Nesting Navigators for Real App Shapes
Real apps rarely have one flat list of screens. They have tabs where each tab is a stack, or a stack that pushes a screen which is itself a set of tabs. React Navigation lets navigators nest arbitrarily, so you compose the shape you actually want.
import { createBottomTabNavigator } from '@react-navigation/bottom-tabs';
const HomeTabs = createBottomTabNavigator({
screens: {
Feed: FeedScreen,
Notifications: NotificationsScreen,
},
});
const RootStack = createNativeStackNavigator({
screens: {
HomeTabs: {
screen: HomeTabs,
options: { headerShown: false },
},
Settings: SettingsScreen,
},
});
const Navigation = createStaticNavigation(RootStack);
Here the root is a native stack whose first "screen" is an entire bottom-tab navigator. Tapping into Settings pushes a normal stack screen on top of the tabbed home, which is exactly how most production apps are structured.

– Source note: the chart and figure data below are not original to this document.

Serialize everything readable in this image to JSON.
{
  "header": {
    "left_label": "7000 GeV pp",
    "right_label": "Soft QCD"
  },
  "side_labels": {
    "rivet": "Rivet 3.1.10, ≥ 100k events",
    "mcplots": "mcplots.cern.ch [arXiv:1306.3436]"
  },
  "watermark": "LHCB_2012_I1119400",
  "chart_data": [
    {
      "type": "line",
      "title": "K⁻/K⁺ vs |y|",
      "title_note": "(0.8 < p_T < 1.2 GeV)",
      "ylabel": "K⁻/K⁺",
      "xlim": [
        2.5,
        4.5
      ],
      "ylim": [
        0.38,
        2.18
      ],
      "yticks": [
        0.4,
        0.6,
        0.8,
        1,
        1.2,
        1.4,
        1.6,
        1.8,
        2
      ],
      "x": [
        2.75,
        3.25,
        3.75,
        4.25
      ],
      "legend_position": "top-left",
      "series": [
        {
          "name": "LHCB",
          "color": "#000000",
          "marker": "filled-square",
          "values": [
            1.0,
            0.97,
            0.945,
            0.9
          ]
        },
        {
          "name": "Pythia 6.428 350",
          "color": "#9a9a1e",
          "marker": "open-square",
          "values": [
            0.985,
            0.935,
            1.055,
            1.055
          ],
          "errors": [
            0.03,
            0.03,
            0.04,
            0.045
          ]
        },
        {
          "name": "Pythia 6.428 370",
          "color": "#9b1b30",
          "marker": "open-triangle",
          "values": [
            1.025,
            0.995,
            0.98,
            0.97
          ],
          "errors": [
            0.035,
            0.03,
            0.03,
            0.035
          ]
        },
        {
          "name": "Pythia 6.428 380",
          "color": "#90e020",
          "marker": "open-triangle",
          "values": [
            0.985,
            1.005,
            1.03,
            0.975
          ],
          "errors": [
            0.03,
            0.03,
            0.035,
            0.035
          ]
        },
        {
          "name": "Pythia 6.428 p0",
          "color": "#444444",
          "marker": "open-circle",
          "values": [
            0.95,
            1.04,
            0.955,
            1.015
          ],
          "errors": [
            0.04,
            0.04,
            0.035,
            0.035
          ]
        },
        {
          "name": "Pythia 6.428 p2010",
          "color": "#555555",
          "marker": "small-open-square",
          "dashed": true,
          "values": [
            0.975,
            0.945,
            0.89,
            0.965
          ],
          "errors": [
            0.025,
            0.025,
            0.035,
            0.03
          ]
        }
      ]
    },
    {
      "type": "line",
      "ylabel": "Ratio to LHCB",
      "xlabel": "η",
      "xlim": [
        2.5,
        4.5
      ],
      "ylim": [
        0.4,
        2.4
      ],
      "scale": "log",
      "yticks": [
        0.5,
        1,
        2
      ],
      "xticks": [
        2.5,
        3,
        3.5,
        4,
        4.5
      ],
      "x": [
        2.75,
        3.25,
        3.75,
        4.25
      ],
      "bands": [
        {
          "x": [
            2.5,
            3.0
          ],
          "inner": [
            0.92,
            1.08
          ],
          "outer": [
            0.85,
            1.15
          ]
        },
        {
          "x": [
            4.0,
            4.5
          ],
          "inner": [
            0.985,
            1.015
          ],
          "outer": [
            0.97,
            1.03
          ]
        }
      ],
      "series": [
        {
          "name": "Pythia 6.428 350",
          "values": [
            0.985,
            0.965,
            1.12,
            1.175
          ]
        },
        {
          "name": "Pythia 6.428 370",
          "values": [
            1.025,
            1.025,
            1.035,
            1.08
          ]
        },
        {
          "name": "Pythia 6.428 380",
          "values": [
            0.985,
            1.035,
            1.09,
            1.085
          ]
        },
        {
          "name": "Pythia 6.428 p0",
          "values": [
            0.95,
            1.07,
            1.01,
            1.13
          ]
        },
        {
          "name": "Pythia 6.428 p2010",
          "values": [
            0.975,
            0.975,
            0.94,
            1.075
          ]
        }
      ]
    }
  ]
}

How It Fits Next to Expo Router
It is worth knowing where React Navigation sits in the broader ecosystem. Expo Router is a superset built directly on top of it: it swaps manual screen registration for file-based routing, in the spirit of frameworks like Next.js, and derives deep links automatically from your file paths. Because it sits on the same engine, any React Navigation component or API still works underneath. For brand-new Expo projects, file-based routing is often the recommended default, and you drop down to React Navigation directly when you need finer control or when you are working in a bare React Native app where file-based conventions are not a fit.
The other well-known alternative, Wix's react-native-navigation, renders each screen as a true native screen with no single shared JS root. That can feel slightly more native, but it comes with a more imperative model and is not available in Expo Go. React Navigation's JS-first architecture, enormous community, and best-in-class documentation are why it remains the default answer for most teams.
Where It Is Heading
React Navigation is actively maintained, and v7 is the current stable release. The v8 line is in alpha and has been deliberate about minimizing breaking changes: it brings better TypeScript types and makes native bottom tabs the default, building on the native tab primitives introduced during the v7 cycle. Progress reports point further toward modern React, leaning into features like Suspense, Standard Schema for validating params, and platform-aware colors. The throughline is clear: keep the friendly composable API that made the library a standard, while quietly getting more native and more type-safe underneath.
Wrapping Up
React Native gives you a blank canvas and no map. React Navigation hands you the map, the compass, and the well-worn roads that millions of apps already travel. Start with the native stack for fast, native-feeling transitions, lean on the static API for clean configuration and automatic typing, and keep .with() in your back pocket for the moments when a navigator needs to read a hook or wrap a provider. With those three ideas you can build everything from a two-screen prototype to a deeply nested production app, all without writing a line of native code.